News and Opinion from Sisters, Oregon
Nathan Woodworth of Sisters drew accolades from L.A. Times theater critic Daryl H. Miller for a "riveting" performance in the Actors' Gang's presentation of "Johnny Got His Gun."
The theater company's artistic director is renowned actor Tim Robbins, who directs the play.
"Johnny Got His Gun" is based on the powerful and bleak anti-war novel of the same title, written by Dalton Trumbo and published in 1939. Many high school literature classes assign the novel.
The story focuses on an American World War I soldier who awakens in a hospital devastatingly wounded - with no arms, legs or face. He is a prisoner in his own body - with a perfectly functioning mind.

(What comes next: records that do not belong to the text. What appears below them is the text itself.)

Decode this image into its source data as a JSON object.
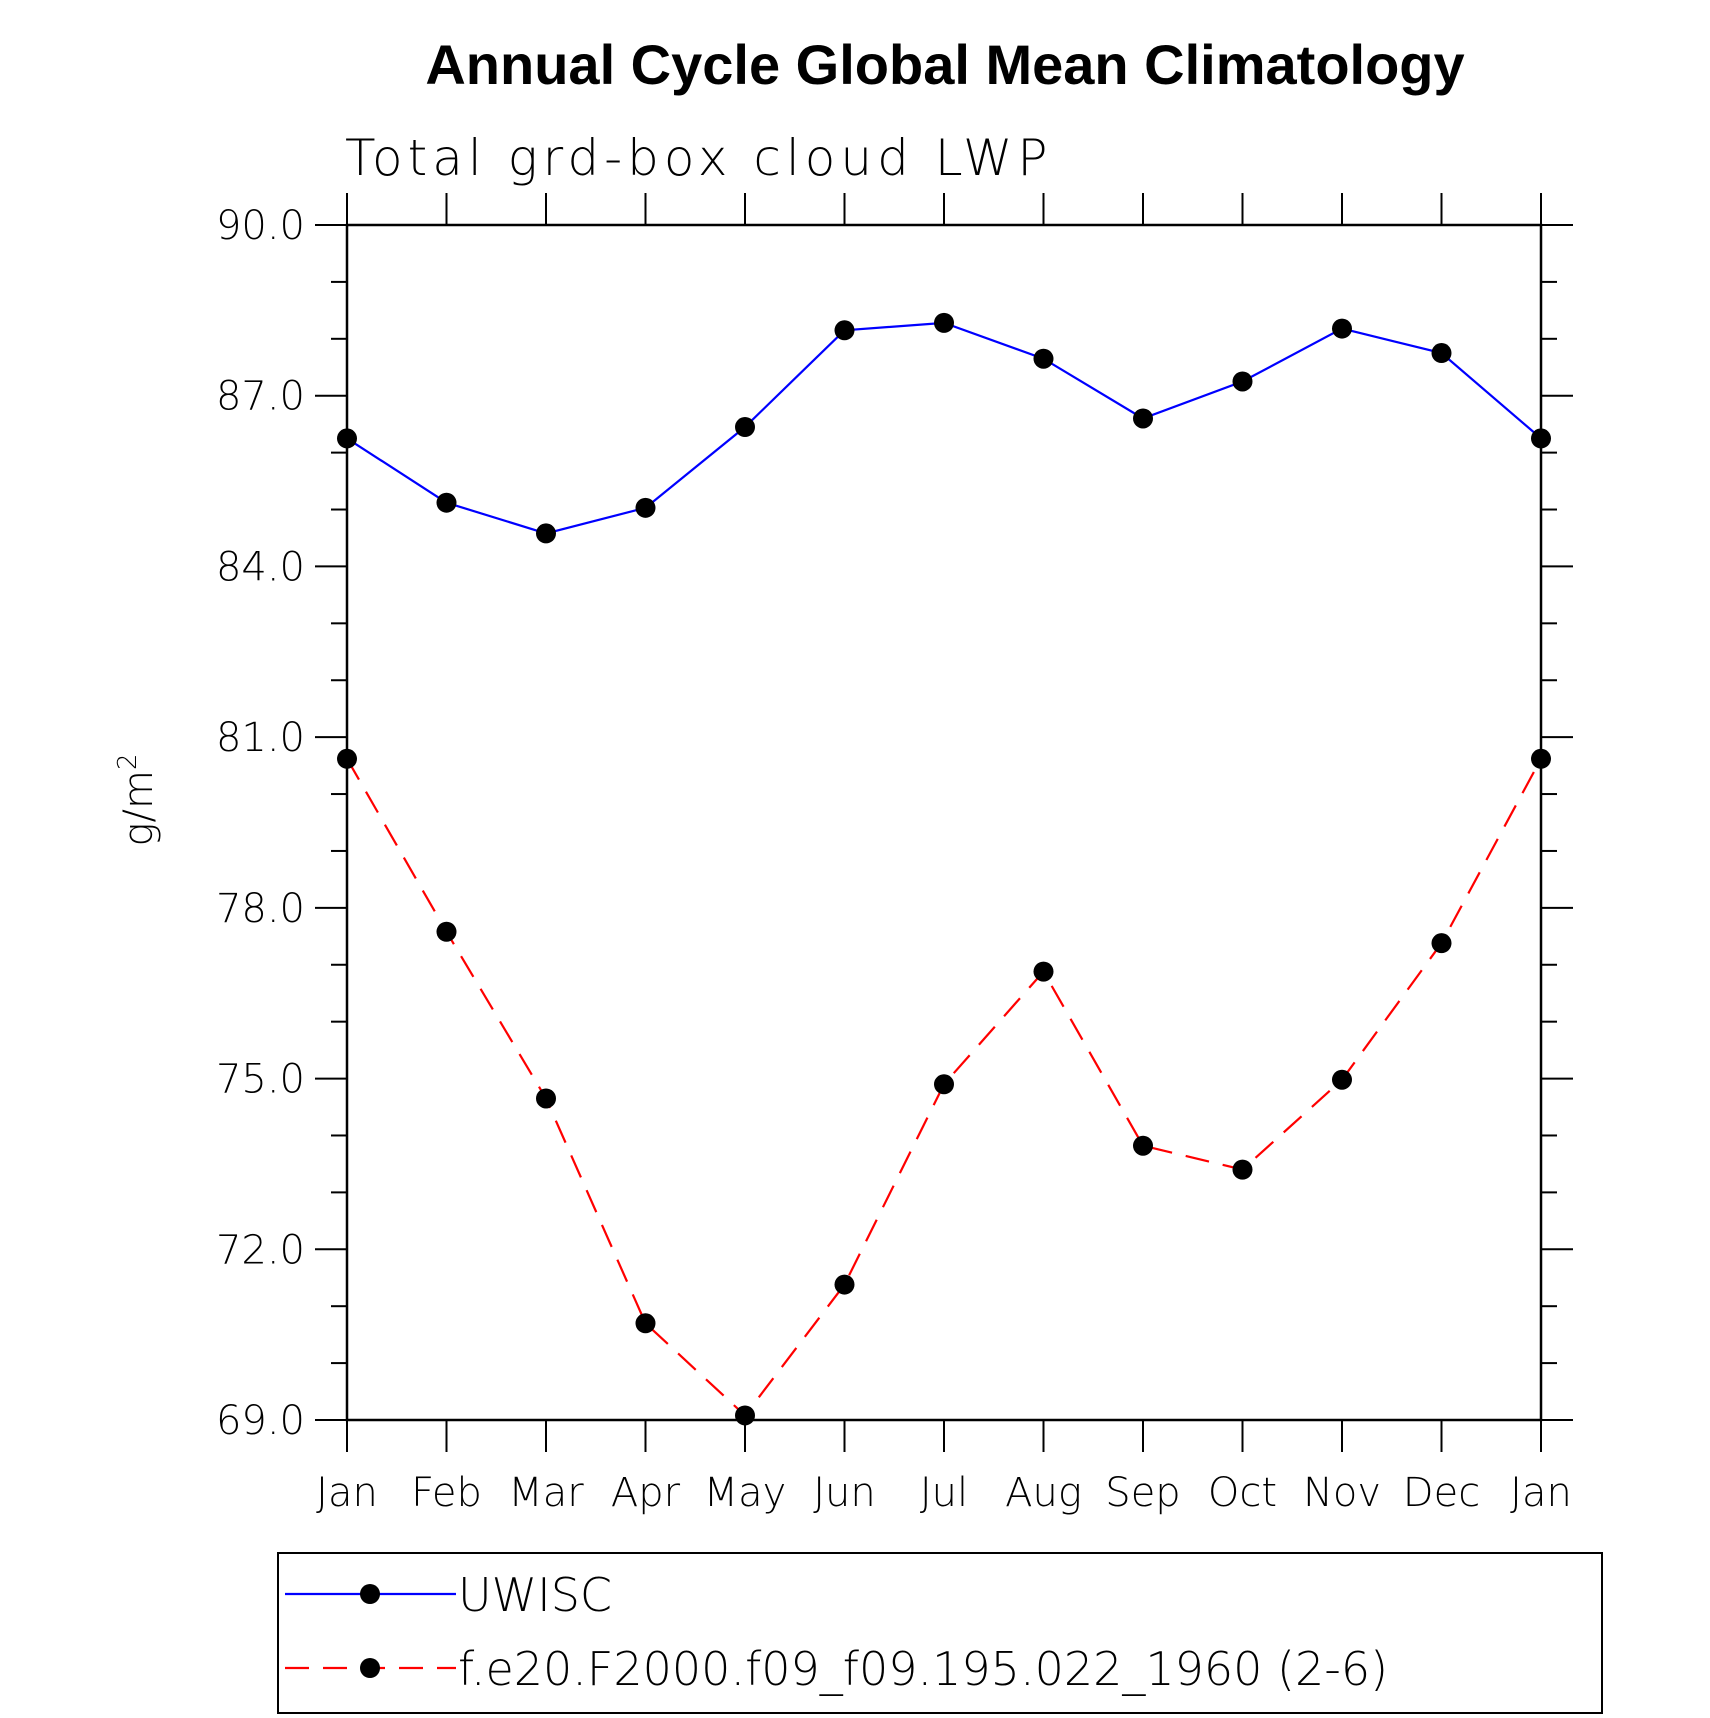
{
  "chart_data": {
    "type": "line",
    "title": "Annual Cycle Global Mean Climatology",
    "subtitle": "Total grd-box cloud LWP",
    "ylabel_base": "g/m",
    "ylabel_sup": "2",
    "xlabel": "",
    "categories": [
      "Jan",
      "Feb",
      "Mar",
      "Apr",
      "May",
      "Jun",
      "Jul",
      "Aug",
      "Sep",
      "Oct",
      "Nov",
      "Dec",
      "Jan"
    ],
    "ylim": [
      69.0,
      90.0
    ],
    "yticks": [
      "69.0",
      "72.0",
      "75.0",
      "78.0",
      "81.0",
      "84.0",
      "87.0",
      "90.0"
    ],
    "ytick_values": [
      69,
      72,
      75,
      78,
      81,
      84,
      87,
      90
    ],
    "series": [
      {
        "name": "UWISC",
        "color": "#0000ff",
        "dash": "solid",
        "marker": "filled-circle",
        "values": [
          86.25,
          85.12,
          84.58,
          85.03,
          86.45,
          88.15,
          88.28,
          87.65,
          86.6,
          87.25,
          88.18,
          87.75,
          86.25
        ]
      },
      {
        "name": "f.e20.F2000.f09_f09.195.022_1960 (2-6)",
        "color": "#ff0000",
        "dash": "dashed",
        "marker": "filled-circle",
        "values": [
          80.62,
          77.58,
          74.65,
          70.7,
          69.08,
          71.38,
          74.9,
          76.88,
          73.82,
          73.4,
          74.98,
          77.38,
          80.62
        ]
      }
    ],
    "legend_position": "bottom"
  }
}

The Times review notes that, "In Robbins' version, most of the text is ... spoken by a single actor, the riveting Nathan Woodworth, but he is surrounded by eight others. They are like neurons firing in his mind, multiplying out through space. They echo the soldier's thoughts, mirror his emotions and occasionally become the people in his memories...
"Woodworth and the actor-neurons work with such precision and surging excitement here that you want to stand and cheer them on."
Woodworth is gratified by the strong response to the work.
"I didn't even know the reviewer was in the house," he said with a chuckle. "I'm glad I did well."
The play has drawn celebrity attendees from Jack Black to Jackson Browne, and left audiences profoundly moved, often to tears.
The young Sisters actor acknowledged that the play involves horrific circumstances - but he is tapping into emotions that push back on the darkness.
"The character is always trying to find a place of joy and a place of peace, he said. "It's really fighting for life."
And, he says, strange as it may seem to say it, he's having fun.
"I always have a big smile on my face afterward, and people come up and say 'Are you OK?"" he said.
"It's like playing the blues," he reflected.
The blues may come from a place of pain, from being down and out, from loss.
However, "when you're playing the blues, you're having fun because you're jammin'," he said.
Woodworth is grateful for Robbins' confidence in his work and for the opportunity to perform work that has stood the test of time and has such a powerful effect on audiences.
"It's really been an amazing experience," Woodworth said. "It's like doing Shakespeare - it's such an honor just to speak these words and I hope I do them justice."